An added wrinkle for school districts is financial uncertainty after Gov. Brad Little ordered a 5% budget holdback for the 2020-21 school year.
So in addition to coming up with a plan for how to safely and effectively teach students, administrators are having to work out where to make up for that lost funding.
Below is an excerpt from Doug Petcash's interview with Critchfield. You can watch the full interview on Viewpoint this Saturday, May 23, at 10 a.m. and Sunday at 6:30 a.m., 10 a.m., 4 p.m. and 11 p.m.
Debbie Critchfield: Any school district superintendent, board trustee that I talk to that is their goal. That we move forward with some type of physical nature in a brick and mortar setting, but we also know that schools are preparing for every contingency. That that is very important as well that we plan and we hope for where we'd like to be but we make sure that we've got plans, back-up plans.
Doug Petcash: Will there be social distancing involved?
Debbie Critchfield: So long as that is a protocol in the state. I haven't heard of any school that part of their plan doesn't include that. And there are aspects of school operations that are easier to accomplish, recess and lunch and instruction. Some of those things are easily figured out. Bussing is another situation. And so every school district that I have talked to and has visited with other regions they're all looking at some aspect of physical distancing with anything that they deliver to their students.
Doug Petcash: Extra cleaning as well?
Debbie Critchfield: Absolutely! And a part of that also includes discussions about PPE (Personal Protective Equipment) or masks or thermometers and some of these other topics that we've heard about nationally. What that looks like logistically in our state as far as access and budgetary support for those types of things have yet to be determined.
Doug Petcash: I've seen reports that school in other states are considering things such as students going to school in shifts so there aren't so many in the building at one time and having a mix of in-class and online work. Are you considering recommending anything like that?
Debbie Critchfield: As a board of education we haven't gotten detailed in those types of recommendations. Having said that, we definitely have heard from other districts and around the state that that is one of their contingencies. How can we make sure that all of the students have some type of brick and mortar experience, if social distancing or physical distancing is in place, what do the shifts look like, making sure that smaller classrooms are in medium sized rooms and looking at it from that perspective.
Doug Petcash: So, what about parents who aren't comfortable sending their kids back to school? How will they be handled and provided for?
Debbie Critchfield: One of the requests that our board is asking school districts is to have some type of absenteeism policy in place for that very thing.

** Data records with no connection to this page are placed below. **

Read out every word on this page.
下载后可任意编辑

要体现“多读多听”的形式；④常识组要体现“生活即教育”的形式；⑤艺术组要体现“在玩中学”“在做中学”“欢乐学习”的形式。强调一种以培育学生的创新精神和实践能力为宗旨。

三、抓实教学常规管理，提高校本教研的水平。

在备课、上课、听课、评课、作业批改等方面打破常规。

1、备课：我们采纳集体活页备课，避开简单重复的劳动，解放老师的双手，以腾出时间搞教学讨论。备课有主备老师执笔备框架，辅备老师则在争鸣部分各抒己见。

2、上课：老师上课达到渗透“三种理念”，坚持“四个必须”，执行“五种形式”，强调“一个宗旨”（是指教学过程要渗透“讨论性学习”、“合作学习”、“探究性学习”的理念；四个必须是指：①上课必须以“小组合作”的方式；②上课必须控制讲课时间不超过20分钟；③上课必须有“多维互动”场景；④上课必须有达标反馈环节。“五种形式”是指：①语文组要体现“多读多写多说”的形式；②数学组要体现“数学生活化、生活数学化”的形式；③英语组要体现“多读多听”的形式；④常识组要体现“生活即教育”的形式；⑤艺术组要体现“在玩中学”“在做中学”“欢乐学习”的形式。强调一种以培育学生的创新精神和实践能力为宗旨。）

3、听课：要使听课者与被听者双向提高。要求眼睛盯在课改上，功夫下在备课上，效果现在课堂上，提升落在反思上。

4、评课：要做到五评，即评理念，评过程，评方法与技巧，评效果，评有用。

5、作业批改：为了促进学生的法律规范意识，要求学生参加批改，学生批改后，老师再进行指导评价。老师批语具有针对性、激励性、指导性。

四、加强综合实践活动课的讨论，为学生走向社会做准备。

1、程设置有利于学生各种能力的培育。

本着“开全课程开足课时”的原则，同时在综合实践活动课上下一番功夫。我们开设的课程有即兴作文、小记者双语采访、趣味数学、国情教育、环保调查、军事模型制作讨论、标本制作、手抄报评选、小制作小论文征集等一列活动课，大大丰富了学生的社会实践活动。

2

Ultimately parents have all of the rights pertaining to their children just like they do in any other circumstance or any other year. So long as schools are addressing that and figuring out what that looks like so that families aren't penalized, and I know that a lot of districts are considering that for faculty that may have chronic illness or feel as though they're more at risk. So these are some of those aspects that are yet to be completely settled.
Doug Petcash: What do you think school is going to look like at our colleges and universities in the fall?

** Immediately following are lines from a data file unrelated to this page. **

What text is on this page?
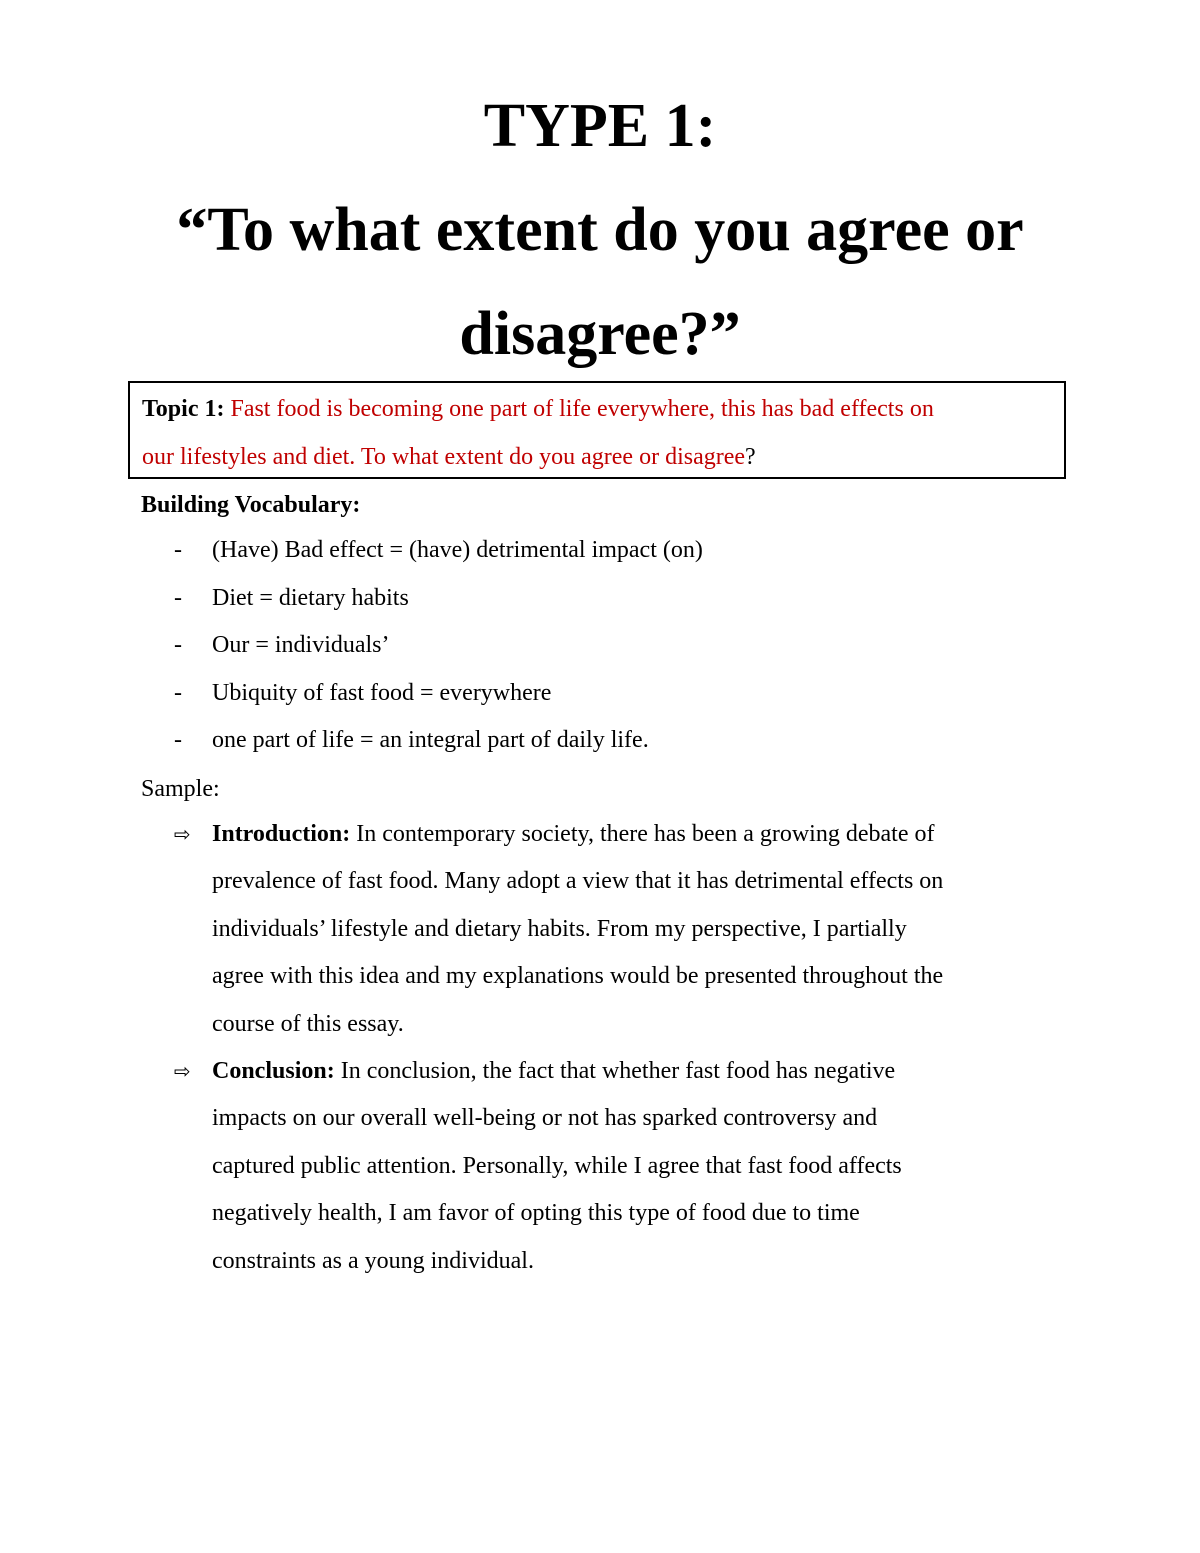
TYPE 1:
“To what extent do you agree or
disagree?”
Topic 1: Fast food is becoming one part of life everywhere, this has bad effects on
our lifestyles and diet. To what extent do you agree or disagree?
Building Vocabulary:
- (Have) Bad effect = (have) detrimental impact (on)
- Diet = dietary habits
- Our = individuals’
- Ubiquity of fast food = everywhere
- one part of life = an integral part of daily life.
Sample:
⇨ Introduction: In contemporary society, there has been a growing debate of
prevalence of fast food. Many adopt a view that it has detrimental effects on
individuals’ lifestyle and dietary habits. From my perspective, I partially
agree with this idea and my explanations would be presented throughout the
course of this essay.
⇨ Conclusion: In conclusion, the fact that whether fast food has negative
impacts on our overall well-being or not has sparked controversy and
captured public attention. Personally, while I agree that fast food affects
negatively health, I am favor of opting this type of food due to time
constraints as a young individual.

Debbie Critchfield: What our board is hearing from the college presidents in the state is some type of blended model. Again, the goal similar to K-12 is to provide an on campus experience for students recognizing the challenges that may happen and circumstances that may present themselves in the fall. As our presidents work with their teams they want to make sure that should things change as they try to get students back to campus that they're able to transition quickly and easily and have all of their courses be able to be delivered virtually.
Doug Petcash: As far as being on campus for those courses, it seems like there's a little more wiggle room with college students where you could offer classes with more opportunities and different times and be able to have smaller numbers of students in class. Is that one idea out there?

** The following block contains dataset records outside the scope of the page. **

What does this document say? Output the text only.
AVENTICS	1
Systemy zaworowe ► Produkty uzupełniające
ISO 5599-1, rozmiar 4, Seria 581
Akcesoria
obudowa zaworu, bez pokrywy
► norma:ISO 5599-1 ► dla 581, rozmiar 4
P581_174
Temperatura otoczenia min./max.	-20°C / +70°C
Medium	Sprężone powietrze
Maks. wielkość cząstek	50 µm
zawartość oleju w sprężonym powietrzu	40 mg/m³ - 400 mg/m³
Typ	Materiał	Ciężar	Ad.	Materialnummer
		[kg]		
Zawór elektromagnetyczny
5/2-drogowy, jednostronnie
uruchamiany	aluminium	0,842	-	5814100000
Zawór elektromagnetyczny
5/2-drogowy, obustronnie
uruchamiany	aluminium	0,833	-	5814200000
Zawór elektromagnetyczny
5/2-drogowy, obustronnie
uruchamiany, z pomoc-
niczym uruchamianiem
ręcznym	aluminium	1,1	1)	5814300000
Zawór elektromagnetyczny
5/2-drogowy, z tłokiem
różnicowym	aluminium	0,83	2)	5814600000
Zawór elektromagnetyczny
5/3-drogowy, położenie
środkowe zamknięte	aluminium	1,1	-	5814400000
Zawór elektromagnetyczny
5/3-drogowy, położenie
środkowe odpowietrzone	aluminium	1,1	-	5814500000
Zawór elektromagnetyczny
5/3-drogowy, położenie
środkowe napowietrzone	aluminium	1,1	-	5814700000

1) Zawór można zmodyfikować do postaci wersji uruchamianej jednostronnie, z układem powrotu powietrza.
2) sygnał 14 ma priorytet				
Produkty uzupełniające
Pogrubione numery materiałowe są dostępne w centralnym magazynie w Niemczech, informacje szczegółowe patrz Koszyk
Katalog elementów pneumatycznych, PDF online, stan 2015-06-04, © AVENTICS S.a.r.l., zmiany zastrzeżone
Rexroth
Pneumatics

Debbie Critchfield: Absolutely. And again utilizing the space as you mentioned on our college campuses. They have an ability to scale up easier than a K-12 setting. So you know you've got a large auditorium or a ballroom for example that may be able to have the medium sized class and you look to provide that physical distancing and that spacing. 16:55 Something that we're hearing about is dividing up classes so maybe students, you have one group of students that's on campus in that class on a Monday and another on a Wednesday. And again it's that virtual blended model of partly on campus and partly online."
Doug Petcash: And a big part of the college experience is sports. Do you think sports should or will happen starting in the fall?
Debbie Critchfield: This is another unanswered question or at least not settled. I'll use Boise State as an example. I know that they've been in close contact clearly with the NCAA and with the Mountain West. The goal is to be able to have fans come back into the stadiums and participate in those athletic events, but that is one of those big unknowns. how to accomplish that.